Theme of this first session is illness: a condition that can be lived with intensity, but which often sidelines people. However, one has the need to not turn away from reality, when one is moved by the desire to see how God answers one’s heart. Dr. Marta Scorsetti, Head of Radiotherapy at Humanitas Cancer Center in Milan, moved the audience by recounting several episodes in her professional career, which have been defined by her relationship with Christ. “I’m the first ‘lost cause’ encountered by God” says Dr. Scorsetti, while identifying three crucial foundations in her relationship with the other and the divine. The first one is “let yourself be loved by Christ,” because “you can’t give what you don’t have.” “There is always someone…” is the second one. Someone “who remains with you, waits for you and never leaves you alone, because when someone is waiting for you, life becomes something different.” Human beings are by nature characterized by desire; therefore, illness cannot impede one’s desire to be happy. To the contrary: “If illness cannot prevent one from desiring, it cannot prevent one from living […] Life is a journey” – Dr. Scorsetti concludes by describing her third foundation – “as a clear awareness of one’s destiny, which is not fulfilled only if one is healthy or sick, but only in one’s journey towards God. Each day is a step towards one’s destiny and we can do nothing but accept it: God comes and everything is fulfilled. Death is not the end of everything, but one’s call to a new life. One’s value doesn’t hinge on one’s health.”
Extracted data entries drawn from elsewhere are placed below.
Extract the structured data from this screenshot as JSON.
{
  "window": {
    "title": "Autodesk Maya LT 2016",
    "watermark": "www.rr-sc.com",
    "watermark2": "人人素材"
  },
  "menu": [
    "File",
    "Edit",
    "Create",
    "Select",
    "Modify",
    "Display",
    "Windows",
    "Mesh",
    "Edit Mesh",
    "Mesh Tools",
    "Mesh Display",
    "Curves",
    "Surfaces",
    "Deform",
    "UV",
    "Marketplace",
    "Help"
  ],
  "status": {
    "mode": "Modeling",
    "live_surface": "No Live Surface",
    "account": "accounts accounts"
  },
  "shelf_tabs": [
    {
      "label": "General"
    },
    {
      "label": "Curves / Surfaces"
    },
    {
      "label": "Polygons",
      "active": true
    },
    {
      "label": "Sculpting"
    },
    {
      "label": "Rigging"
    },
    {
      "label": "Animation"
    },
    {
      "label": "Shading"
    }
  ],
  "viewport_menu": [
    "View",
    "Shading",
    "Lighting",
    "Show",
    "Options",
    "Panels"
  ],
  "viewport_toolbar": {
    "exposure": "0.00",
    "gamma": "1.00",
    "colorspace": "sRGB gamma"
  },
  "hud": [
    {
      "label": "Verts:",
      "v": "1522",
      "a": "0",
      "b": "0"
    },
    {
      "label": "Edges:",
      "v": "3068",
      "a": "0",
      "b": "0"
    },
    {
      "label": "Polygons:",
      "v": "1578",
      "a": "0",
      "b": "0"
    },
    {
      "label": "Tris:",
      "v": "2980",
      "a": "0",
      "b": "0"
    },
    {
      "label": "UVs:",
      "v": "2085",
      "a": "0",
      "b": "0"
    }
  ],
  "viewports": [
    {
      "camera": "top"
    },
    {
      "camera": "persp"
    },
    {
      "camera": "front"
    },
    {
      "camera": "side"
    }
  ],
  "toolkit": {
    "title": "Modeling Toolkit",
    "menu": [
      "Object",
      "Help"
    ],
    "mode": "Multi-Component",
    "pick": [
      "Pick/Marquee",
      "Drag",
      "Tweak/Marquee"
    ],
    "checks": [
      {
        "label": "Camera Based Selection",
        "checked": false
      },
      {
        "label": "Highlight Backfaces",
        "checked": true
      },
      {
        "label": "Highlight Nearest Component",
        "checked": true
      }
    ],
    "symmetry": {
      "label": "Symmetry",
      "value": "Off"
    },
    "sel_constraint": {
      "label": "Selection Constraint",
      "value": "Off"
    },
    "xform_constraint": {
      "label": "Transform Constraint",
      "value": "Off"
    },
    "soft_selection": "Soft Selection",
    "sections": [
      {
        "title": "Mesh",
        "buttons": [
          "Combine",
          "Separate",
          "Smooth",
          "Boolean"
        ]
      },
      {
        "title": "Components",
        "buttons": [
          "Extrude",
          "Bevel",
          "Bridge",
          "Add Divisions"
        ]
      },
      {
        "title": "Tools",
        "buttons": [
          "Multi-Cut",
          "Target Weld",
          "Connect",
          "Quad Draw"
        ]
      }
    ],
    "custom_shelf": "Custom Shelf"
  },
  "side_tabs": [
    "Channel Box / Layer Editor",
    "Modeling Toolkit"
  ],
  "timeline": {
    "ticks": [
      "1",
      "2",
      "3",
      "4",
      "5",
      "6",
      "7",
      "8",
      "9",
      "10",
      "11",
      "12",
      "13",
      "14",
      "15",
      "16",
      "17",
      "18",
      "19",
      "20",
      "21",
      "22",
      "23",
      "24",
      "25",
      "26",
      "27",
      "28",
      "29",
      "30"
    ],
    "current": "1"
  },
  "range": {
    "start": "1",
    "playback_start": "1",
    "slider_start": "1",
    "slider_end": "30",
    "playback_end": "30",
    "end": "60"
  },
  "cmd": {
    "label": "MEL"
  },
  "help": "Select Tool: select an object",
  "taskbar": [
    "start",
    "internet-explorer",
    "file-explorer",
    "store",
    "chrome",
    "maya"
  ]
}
The other panelist is Gerald Mahon (a.k.a. Fr. Gerry), the Pastor of the Church of St. John the Evangelist in Rochester, USA. He begins his talk by saying: “I want to live on the outskirts, where Christ makes himself present […] A shy faith and fear often prevented me from living several experiences, but when I met Fr. Giussani, my humanity awoke. The gift of his charism changed my life and my faith and my journey has been marked by new beginnings, beyond my own imagination […] Destiny didn’t leave man alone” – Fr. Gerry continues, quoting the title of the Meeting. “I was looking for something and Fr. Giussani’s embrace arrived precisely during that period.” Fr. Gerry concludes his contribution by quoting the founder of Communion & Liberation once again: “Nothing, in the world, can justify our interruption of the memory of Christ.” Letizia Bardazzi, closed the session by thanking the panelists and greeting the public, and reminding us of the meaning of the expression ‘memory of Christ’: “Life doesn’t consist of what we do, but rather in looking at what God does in our lives.”